Consider hypothesis testing with p-values. Let’s say we are testing some hypothesis with significance α=0.01, and after gathering data we find a p-value of 0.001. So we reject the null hypothesis in favor of an alternative hypothesis.

But what is this p-value really? What is the significance? Our test statistic was developed such that it conformed to a particular distribution, probably student’s t. Under the null hypothesis, the percentile of our observed test statistic is the p-value. In other words, the p-value gives the probability that we would get a value as far from the expectation of the distribution (or farther) as the observed test statistic. The signficance level is a fairly arbitrary rule-of-thumb cutoff: setting it to 0.01 is equivalent to saying, “it’s acceptable if 1 in 100 repetitions of this experiment suggest that we reject the null, even if the null is in fact true.”

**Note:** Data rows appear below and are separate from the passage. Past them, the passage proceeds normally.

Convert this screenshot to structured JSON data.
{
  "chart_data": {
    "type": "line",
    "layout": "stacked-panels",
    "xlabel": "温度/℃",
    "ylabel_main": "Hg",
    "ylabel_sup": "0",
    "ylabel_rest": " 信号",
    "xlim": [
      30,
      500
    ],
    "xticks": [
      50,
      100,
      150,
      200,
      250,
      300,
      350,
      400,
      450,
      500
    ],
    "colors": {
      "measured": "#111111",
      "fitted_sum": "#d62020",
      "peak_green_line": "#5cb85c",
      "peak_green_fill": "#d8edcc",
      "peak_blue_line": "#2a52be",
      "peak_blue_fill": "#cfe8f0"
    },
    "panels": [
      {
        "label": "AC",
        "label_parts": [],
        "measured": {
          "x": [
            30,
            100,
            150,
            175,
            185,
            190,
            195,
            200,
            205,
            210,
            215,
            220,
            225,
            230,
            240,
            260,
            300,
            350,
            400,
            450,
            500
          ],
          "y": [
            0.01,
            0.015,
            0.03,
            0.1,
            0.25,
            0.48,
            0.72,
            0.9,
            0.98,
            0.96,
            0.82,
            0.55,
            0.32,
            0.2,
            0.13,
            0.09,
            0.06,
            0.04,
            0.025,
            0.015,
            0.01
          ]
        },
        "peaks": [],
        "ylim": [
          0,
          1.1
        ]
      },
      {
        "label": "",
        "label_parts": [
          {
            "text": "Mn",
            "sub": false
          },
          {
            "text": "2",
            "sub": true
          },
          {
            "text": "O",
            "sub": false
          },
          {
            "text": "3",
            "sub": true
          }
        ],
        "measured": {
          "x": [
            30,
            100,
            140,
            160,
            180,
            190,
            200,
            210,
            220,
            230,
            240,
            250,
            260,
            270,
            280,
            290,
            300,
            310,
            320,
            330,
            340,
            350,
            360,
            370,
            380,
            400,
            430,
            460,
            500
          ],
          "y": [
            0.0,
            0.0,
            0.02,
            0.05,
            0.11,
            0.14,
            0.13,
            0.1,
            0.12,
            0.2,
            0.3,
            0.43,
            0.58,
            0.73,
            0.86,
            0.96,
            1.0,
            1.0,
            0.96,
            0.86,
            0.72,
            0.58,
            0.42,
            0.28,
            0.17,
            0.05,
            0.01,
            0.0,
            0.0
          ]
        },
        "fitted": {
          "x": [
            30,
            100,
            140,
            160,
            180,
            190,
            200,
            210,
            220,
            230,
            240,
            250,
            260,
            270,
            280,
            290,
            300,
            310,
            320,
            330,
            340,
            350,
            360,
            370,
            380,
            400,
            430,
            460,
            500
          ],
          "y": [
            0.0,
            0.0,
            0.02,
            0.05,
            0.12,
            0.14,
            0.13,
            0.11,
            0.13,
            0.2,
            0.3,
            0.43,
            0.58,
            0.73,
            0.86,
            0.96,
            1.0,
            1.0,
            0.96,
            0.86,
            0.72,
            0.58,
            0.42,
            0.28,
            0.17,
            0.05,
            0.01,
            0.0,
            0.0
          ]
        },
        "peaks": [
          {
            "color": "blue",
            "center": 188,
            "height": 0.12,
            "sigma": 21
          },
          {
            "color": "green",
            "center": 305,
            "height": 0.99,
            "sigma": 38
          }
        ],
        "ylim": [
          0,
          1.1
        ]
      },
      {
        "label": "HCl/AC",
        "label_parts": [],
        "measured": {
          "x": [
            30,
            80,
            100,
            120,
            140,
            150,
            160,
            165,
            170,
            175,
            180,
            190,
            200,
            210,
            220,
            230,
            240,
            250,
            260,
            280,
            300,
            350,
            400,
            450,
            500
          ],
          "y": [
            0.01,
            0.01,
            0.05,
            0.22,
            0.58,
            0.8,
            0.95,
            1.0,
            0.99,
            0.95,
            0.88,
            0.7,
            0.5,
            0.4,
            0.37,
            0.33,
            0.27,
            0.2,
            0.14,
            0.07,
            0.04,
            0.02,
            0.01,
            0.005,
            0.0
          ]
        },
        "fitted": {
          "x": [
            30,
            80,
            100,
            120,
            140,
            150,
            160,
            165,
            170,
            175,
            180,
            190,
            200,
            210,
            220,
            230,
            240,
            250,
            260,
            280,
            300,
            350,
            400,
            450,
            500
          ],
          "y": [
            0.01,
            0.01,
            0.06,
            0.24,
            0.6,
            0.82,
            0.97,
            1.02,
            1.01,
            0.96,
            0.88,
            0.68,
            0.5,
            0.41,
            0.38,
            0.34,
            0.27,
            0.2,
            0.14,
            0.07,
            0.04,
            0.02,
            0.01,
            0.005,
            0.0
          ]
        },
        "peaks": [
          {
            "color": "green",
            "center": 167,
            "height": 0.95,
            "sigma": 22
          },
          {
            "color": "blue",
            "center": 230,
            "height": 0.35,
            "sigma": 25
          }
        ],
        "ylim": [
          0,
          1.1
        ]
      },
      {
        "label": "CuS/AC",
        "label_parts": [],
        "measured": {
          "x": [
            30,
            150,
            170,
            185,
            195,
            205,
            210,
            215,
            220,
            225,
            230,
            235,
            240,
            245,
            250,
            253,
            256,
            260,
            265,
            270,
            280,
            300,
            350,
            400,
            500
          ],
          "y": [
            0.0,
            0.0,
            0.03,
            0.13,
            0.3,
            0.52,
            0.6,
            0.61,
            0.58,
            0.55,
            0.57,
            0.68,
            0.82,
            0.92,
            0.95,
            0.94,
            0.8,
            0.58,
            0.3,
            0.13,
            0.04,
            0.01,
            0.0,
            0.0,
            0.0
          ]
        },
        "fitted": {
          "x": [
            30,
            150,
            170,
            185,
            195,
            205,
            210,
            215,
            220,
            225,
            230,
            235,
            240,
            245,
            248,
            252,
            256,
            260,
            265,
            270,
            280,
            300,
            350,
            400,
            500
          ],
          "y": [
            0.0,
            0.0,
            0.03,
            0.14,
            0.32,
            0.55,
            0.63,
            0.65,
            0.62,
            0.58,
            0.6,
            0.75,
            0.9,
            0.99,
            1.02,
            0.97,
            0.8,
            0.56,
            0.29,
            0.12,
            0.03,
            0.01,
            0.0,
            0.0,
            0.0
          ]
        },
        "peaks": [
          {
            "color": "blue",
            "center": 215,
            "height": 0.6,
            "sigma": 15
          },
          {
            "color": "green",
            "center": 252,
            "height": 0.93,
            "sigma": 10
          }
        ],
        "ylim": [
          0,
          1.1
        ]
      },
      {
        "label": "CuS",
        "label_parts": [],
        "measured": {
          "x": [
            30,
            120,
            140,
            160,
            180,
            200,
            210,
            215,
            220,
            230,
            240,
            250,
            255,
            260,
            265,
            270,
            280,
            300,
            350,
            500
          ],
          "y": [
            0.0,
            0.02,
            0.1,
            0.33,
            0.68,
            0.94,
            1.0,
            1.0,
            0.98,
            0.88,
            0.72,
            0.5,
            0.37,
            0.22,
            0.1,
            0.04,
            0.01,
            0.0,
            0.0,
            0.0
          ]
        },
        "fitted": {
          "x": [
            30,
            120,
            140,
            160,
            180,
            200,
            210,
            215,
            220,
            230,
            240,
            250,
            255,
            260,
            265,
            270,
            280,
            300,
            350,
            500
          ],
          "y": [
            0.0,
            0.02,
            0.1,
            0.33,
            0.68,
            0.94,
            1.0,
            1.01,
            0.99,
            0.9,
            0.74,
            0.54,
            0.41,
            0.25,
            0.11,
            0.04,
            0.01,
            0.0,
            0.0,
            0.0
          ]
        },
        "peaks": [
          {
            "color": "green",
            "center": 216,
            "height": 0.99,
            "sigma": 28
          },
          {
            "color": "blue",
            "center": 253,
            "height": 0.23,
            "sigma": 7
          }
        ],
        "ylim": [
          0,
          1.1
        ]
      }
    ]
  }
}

The p-value gives us the probability that we observe the data at hand given that the null is true (or rather, getting a bit more technical, that we observe data under the null hypothesis that gives us at least as extreme a value of the tested statistic as that which we found). If we’re going to reject the null, then we want this probability to be small, to approach zero. In our specific example, we found that the probability of observing the data we gathered if the null hypothesis were true was just 0.1%, so we rejected the null. This was an educated guess. We never really know for sure that the null hypothesis is false using these methods, we just develop a measurement for how strongly our evidence supports the alternative.

Did we use math to calculate the p-value? Sure. But math did not give us our conclusion. Based on the evidence, we formed an educated opinion, but it’s still a gamble. We’ve found these tools to be extremely effective over the last 100 years, but the people of the future may wonder in horror at the fragility of our methods.